DQM
Introduction
Data Quality monitoring is the process of running checks on new data as it comes in, and record the results. For example, as pass1 reconstruction is run, we plan to also create and save a set of histograms. To evaluate the status of the data quality, we expect two general approaches. First, is to extract a set of simple numbers (such as the mean number of hit on a track) that would be sensitive to overall detector performance and data quality. These quantities can be saved in a database and plotted as a function of time or run number. The second general approach is to compare the histograms to previous runs, including perhaps quantitative comparison, such as a chi2. Generally, the Offline operations and online shift crews would be responsible for reviewing these monitors to spot unexpected changes.
File names
DQM file names will have a specific pattern:
ntd.mu2e.DQM_stream.process_aggregation_version.run_subrun.root
- the names, such as the data_tier, owner, and sequencer, should follow the standard file name pattern
- DQM string is always first in the description
- stream would typically represents a stream of files written by the DAQ, expected to be names as a dataset, and fed into the offline processing. This filed is epxected to be something like "ele" or "cosmic".

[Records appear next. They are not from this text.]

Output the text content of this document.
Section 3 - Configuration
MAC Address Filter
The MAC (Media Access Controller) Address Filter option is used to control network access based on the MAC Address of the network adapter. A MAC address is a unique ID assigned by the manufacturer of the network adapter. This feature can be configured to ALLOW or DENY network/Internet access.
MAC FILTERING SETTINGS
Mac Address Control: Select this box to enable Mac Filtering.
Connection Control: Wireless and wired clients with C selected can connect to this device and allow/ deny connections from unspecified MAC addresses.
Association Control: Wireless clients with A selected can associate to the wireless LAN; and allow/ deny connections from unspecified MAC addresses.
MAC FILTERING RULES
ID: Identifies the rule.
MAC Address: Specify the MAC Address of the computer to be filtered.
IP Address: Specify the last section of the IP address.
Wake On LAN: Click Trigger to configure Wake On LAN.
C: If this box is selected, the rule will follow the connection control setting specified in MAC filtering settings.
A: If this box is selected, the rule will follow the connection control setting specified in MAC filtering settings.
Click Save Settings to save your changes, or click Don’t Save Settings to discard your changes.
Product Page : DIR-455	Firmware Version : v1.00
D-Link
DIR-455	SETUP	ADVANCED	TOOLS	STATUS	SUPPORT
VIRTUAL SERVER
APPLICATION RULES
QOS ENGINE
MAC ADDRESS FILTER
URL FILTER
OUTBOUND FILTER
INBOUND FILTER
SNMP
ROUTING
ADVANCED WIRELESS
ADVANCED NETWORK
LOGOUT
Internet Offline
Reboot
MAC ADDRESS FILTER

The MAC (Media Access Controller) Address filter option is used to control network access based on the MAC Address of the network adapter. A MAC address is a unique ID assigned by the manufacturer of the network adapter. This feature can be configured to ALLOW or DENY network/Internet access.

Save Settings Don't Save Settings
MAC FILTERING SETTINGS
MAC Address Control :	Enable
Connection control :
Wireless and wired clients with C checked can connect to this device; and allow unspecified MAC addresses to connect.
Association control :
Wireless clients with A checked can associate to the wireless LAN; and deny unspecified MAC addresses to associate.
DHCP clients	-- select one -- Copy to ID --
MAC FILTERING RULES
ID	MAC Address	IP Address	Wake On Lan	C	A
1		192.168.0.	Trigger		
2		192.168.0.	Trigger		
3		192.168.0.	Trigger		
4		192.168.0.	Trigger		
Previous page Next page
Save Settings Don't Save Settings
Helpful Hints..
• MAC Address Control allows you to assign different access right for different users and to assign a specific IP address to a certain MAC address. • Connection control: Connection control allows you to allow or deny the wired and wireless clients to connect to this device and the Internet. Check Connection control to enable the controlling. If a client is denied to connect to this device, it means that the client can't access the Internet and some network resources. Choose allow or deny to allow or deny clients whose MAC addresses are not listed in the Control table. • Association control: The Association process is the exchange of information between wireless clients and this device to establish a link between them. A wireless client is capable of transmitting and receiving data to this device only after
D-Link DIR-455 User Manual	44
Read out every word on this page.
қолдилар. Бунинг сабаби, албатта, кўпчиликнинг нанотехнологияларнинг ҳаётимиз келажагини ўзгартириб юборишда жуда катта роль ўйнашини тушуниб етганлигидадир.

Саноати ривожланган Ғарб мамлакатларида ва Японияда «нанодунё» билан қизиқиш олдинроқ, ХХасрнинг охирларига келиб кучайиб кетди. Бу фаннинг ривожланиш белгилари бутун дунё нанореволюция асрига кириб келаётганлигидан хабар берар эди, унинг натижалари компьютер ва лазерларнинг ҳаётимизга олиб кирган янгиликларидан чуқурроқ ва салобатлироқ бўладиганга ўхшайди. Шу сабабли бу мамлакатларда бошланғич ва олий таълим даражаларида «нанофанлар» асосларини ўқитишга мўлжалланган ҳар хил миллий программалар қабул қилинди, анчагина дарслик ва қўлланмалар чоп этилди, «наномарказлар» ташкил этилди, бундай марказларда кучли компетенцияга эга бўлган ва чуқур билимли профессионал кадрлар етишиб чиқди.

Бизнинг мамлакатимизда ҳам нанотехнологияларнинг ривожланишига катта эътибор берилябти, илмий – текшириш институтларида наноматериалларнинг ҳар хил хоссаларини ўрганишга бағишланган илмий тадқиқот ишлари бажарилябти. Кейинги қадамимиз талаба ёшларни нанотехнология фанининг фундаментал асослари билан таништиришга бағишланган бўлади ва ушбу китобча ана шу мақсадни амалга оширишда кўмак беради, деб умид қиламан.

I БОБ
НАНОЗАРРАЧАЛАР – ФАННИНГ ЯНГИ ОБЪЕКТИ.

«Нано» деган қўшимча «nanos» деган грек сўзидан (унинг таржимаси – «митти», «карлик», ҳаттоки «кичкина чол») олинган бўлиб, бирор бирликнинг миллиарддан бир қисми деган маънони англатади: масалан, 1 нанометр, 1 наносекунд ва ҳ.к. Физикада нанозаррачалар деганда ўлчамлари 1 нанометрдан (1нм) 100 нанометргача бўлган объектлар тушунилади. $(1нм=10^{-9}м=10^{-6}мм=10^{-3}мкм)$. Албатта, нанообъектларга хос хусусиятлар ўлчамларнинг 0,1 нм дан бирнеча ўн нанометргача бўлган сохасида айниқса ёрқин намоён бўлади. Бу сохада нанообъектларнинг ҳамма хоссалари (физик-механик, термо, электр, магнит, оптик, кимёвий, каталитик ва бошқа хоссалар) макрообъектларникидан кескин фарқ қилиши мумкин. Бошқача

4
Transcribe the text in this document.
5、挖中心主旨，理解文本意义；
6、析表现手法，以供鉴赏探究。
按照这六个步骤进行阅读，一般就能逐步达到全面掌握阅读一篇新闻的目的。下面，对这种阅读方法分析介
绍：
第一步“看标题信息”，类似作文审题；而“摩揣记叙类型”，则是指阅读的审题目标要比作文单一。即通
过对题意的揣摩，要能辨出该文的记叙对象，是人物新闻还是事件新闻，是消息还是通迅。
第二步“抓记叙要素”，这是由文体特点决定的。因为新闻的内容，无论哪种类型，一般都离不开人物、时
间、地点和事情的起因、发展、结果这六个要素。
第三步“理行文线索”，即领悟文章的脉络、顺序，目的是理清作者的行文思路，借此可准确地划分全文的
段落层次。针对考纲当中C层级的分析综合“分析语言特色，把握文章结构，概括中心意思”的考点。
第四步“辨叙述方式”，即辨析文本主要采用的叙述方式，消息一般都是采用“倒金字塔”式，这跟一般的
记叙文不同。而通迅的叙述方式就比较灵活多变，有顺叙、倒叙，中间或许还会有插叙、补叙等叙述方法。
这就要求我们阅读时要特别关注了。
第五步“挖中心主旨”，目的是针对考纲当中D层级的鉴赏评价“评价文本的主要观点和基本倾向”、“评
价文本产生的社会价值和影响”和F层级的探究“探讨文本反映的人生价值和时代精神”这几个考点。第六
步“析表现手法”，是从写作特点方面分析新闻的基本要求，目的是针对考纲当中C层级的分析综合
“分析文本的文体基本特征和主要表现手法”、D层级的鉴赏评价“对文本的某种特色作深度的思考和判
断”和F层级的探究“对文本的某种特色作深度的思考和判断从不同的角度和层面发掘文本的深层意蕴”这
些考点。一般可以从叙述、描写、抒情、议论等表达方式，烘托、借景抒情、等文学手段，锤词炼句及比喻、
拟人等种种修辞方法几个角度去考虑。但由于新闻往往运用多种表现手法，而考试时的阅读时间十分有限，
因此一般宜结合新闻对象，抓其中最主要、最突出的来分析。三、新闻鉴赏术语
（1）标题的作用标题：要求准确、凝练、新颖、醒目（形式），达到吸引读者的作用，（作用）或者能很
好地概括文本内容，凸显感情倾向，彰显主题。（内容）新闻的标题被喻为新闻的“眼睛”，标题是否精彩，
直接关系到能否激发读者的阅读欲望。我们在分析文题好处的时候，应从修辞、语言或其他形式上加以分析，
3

- process is the procedures which produced this DQM plots, say "pass1" or "pass2"
- aggregation allows for the fact that smaller DQM files are likely to be added together, so the, say, 20 files that go into a stream during a run can be added together and a DQM result can be recorded for the whole run. Some aggregation key words might be "file" for a single file, or "run" or "week".
- version is an integer and should reflect the version of process which produced the file which this DQM file represents. For example, we expect pass1 in will be stopped, repaired or improved, and then re-run on some subset of data. This will advance the pass1 version number and DQM should follow.